- Film poster
- Directed by: Steve James
- Written by: Steve James
- Produced by: Mark Mitten; Dave Lindorff; Steve James;
- Cinematography: Tom Bergmann
- Edited by: Steve James
- Production companies: Participant Media; Mitten Media; Kartemquin Films;
- Distributed by: Magnolia Pictures (United States)
- Release dates: September 2, 2022 (Venice Film Festival); August 4, 2023 (United States);
- Country: United States
- Box office: $34,502

= A Compassionate Spy =

2022 film by Steve James

A Compassionate Spy is a 2022 American documentary film written and directed by Steve James. It premiered out of competition at the 79th edition of the Venice Film Festival.
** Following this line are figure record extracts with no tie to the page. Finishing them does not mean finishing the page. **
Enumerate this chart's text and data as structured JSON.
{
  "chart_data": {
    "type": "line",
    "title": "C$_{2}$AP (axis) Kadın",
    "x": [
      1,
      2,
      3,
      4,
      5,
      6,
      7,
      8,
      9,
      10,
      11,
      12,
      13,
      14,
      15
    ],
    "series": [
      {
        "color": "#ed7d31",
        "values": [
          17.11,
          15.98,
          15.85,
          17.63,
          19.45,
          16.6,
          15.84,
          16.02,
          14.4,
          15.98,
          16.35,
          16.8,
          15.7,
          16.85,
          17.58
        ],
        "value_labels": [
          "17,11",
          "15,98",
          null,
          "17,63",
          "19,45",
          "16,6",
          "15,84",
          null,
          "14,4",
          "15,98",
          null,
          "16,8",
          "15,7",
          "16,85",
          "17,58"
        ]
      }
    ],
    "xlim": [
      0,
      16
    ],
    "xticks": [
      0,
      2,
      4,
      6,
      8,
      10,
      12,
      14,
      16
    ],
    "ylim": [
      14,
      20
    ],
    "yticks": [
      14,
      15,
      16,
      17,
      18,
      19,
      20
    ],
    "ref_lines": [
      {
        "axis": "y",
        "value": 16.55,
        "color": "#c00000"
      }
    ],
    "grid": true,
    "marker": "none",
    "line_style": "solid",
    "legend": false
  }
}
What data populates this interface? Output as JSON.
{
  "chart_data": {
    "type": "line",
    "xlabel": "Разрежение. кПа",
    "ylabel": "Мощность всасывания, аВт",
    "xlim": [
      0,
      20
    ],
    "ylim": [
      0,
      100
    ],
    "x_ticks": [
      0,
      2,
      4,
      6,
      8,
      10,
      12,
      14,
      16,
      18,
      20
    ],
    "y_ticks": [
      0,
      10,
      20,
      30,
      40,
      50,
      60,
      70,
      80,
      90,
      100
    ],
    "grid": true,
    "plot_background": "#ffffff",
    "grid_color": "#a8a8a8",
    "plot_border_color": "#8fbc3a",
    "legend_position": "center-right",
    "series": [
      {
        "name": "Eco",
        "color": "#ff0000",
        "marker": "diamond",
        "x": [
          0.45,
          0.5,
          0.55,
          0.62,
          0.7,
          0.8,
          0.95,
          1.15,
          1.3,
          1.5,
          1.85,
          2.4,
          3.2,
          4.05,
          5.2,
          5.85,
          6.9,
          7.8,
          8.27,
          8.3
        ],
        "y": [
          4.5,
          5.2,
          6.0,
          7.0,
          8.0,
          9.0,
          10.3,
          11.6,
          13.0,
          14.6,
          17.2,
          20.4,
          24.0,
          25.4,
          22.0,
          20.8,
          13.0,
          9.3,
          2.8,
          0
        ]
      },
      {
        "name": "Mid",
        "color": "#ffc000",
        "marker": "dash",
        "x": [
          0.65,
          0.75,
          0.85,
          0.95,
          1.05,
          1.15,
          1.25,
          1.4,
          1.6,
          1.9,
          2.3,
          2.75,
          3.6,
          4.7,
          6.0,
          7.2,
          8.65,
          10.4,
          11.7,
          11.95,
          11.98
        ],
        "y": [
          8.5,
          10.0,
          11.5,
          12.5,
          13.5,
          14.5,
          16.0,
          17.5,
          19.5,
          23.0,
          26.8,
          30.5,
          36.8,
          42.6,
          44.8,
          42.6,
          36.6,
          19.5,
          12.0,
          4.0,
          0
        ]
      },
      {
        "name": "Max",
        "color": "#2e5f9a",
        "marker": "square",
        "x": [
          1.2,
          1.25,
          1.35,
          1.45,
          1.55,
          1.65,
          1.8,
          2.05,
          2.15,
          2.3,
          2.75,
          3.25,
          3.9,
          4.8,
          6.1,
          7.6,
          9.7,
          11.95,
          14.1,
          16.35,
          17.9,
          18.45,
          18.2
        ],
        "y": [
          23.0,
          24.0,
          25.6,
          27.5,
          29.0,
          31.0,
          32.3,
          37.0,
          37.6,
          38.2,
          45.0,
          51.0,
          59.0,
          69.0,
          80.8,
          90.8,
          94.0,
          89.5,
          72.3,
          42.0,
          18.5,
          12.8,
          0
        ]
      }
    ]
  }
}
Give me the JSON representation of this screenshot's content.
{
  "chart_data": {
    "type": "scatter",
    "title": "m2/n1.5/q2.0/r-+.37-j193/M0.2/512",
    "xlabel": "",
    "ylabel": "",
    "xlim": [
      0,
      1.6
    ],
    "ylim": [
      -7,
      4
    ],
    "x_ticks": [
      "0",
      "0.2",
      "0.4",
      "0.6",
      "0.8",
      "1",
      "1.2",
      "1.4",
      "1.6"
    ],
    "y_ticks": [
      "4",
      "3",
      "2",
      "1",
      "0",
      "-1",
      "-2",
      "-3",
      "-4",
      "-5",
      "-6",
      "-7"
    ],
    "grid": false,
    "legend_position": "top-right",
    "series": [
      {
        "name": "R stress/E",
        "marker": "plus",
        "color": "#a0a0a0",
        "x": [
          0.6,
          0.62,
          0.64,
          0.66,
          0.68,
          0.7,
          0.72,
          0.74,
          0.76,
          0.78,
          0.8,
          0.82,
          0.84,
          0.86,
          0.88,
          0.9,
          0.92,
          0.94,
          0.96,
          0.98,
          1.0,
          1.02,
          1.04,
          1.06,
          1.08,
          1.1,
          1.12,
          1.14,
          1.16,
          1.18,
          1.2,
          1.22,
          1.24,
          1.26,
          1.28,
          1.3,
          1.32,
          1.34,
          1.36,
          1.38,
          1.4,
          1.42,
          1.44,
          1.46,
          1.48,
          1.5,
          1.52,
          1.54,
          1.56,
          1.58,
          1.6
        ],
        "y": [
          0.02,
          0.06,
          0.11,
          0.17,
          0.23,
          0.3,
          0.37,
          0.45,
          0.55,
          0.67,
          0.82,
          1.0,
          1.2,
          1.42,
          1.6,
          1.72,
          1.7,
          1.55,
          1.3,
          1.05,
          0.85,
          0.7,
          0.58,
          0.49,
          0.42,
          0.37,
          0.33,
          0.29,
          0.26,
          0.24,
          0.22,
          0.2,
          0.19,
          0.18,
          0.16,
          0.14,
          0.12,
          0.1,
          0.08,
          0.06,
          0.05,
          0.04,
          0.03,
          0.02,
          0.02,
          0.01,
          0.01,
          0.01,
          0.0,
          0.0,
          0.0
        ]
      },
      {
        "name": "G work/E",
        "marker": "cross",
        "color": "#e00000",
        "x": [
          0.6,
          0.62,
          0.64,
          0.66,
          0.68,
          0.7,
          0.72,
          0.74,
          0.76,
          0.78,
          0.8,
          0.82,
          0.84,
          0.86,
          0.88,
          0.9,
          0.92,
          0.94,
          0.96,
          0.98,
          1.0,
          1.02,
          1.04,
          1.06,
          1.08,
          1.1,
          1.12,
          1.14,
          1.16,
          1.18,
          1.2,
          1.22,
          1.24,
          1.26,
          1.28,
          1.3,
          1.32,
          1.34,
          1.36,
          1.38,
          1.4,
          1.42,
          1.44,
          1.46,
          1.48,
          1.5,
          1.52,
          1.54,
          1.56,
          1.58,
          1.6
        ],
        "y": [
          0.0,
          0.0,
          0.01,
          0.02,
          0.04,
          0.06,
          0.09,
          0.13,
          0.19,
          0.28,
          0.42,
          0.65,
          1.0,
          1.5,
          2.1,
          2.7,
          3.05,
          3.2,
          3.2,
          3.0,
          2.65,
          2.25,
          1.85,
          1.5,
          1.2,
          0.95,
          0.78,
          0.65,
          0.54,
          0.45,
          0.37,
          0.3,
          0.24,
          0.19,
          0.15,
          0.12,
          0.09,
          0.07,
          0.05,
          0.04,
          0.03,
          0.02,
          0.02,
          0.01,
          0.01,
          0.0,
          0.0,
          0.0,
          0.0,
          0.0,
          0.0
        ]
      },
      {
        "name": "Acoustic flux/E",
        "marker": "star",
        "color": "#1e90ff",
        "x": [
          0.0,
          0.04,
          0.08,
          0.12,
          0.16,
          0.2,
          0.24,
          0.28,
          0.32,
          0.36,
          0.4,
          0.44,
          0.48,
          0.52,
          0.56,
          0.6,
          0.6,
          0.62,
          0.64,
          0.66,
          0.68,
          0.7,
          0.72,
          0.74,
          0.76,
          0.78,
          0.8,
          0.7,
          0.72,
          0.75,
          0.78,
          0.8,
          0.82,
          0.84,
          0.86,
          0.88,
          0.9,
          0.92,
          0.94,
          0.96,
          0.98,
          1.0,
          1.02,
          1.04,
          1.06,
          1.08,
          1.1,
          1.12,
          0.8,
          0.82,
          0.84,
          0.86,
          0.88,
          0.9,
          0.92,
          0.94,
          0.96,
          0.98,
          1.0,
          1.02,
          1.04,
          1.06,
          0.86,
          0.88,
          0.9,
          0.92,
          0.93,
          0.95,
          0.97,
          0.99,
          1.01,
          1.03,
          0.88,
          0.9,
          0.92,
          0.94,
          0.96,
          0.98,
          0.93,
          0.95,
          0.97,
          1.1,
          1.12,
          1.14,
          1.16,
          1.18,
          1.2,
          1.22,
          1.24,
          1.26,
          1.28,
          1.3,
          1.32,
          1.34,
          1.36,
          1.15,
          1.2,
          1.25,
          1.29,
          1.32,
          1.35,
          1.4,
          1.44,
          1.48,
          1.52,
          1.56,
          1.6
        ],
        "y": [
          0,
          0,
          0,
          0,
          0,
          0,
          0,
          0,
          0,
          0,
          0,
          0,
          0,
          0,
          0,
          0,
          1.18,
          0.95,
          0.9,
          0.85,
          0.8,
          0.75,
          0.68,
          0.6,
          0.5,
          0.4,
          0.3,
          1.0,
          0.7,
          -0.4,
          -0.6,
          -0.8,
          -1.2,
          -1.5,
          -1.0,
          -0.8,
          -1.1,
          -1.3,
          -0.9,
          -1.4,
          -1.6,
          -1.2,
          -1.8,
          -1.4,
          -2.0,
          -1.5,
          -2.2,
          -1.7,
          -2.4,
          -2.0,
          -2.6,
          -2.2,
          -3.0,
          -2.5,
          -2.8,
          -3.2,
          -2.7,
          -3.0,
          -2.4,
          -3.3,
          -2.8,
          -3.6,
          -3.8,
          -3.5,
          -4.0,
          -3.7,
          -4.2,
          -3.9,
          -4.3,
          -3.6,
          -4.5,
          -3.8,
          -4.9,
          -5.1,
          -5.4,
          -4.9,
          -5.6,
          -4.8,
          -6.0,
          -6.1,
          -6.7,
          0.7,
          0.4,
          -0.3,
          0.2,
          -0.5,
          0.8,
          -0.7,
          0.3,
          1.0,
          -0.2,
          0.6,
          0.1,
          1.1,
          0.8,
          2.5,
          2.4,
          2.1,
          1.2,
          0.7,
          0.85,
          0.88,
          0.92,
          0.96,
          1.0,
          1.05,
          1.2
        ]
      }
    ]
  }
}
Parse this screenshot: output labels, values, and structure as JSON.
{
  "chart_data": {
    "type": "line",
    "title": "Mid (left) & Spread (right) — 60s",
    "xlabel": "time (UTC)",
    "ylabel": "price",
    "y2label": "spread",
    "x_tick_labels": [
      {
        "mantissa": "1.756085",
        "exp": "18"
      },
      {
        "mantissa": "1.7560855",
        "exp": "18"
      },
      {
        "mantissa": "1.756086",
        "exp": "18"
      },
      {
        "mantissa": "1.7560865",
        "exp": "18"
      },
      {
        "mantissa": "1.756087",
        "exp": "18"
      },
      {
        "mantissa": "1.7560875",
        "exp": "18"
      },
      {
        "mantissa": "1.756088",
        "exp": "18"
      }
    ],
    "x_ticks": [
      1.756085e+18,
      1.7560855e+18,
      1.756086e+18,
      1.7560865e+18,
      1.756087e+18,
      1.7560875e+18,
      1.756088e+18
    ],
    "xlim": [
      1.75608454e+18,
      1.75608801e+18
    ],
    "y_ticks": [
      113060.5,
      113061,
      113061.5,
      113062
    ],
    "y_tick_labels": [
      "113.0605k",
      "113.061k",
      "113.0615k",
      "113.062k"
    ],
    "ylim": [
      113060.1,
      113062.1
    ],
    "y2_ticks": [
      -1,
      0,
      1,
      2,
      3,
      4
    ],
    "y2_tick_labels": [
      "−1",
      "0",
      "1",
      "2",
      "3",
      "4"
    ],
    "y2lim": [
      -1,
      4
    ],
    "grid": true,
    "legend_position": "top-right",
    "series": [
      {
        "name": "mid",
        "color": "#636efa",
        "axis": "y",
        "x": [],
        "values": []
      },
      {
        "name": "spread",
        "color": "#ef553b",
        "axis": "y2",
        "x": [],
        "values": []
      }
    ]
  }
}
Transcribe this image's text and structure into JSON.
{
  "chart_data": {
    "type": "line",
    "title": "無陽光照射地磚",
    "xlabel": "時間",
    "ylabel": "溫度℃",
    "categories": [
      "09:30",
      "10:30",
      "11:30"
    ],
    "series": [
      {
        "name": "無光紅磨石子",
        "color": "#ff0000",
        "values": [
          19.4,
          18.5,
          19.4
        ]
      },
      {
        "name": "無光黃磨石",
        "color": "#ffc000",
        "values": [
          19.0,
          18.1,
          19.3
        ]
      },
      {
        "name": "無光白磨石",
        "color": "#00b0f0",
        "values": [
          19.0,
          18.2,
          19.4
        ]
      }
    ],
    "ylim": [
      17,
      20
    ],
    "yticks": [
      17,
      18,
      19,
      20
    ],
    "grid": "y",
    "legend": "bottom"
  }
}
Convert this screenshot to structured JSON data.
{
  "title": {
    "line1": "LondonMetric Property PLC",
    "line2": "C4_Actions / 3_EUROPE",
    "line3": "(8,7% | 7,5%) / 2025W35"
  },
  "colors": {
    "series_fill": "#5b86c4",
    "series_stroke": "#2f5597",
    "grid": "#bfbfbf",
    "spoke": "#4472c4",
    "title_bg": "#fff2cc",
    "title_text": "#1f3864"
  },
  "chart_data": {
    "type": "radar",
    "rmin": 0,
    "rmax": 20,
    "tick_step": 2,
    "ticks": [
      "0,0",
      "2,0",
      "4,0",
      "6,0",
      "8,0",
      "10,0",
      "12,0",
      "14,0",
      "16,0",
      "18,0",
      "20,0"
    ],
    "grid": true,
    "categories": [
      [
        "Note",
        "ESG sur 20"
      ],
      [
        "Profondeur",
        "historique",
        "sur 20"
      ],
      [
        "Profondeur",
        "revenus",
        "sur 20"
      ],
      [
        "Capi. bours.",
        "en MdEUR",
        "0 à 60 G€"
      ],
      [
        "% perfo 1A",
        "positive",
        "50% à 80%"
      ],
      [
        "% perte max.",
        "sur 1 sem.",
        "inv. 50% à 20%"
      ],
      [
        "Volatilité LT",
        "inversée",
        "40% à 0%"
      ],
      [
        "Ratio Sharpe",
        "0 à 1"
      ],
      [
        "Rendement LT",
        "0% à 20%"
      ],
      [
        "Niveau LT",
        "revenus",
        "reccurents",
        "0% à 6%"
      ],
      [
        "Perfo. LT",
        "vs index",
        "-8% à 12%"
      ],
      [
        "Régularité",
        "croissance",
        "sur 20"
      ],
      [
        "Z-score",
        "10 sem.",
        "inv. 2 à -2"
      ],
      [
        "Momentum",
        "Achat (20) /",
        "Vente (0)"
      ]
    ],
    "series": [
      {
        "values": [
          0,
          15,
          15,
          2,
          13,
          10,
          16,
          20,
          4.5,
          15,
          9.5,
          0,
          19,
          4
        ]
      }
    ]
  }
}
The film was released in the United States on August 4, 2023.

==Plot==
Through a long interview with the subject and his wife, archive footage and some dramatic reenactments, the film tells the story of Manhattan Project physicist and Soviet Union spy Theodore Hall.

==Release==
The film had its world premiere at the premiered out of competition at the 79th Venice International Film Festival on September 2, 2022. It was later screened at various festivals including the Telluride Film Festival, the Chicago International Film Festival, and the Palm Springs International Film Festival. The film was theatrically released in the United States by Magnolia Pictures on August 4, 2023.

==Reception==
 Metacritic, which uses a weighted average, assigned the film a score of 72 out of 100, based on 20 critics, indicating "generally favorable" reviews.

The reenactments were criticized by Guy Lodge from Variety, who described them as "unnecessary", making the film "more televisual than in James's best work". David Ehrlich from IndieWire wrote that the reenactments were a "miscalculation that keeps [the film] at arm’s length."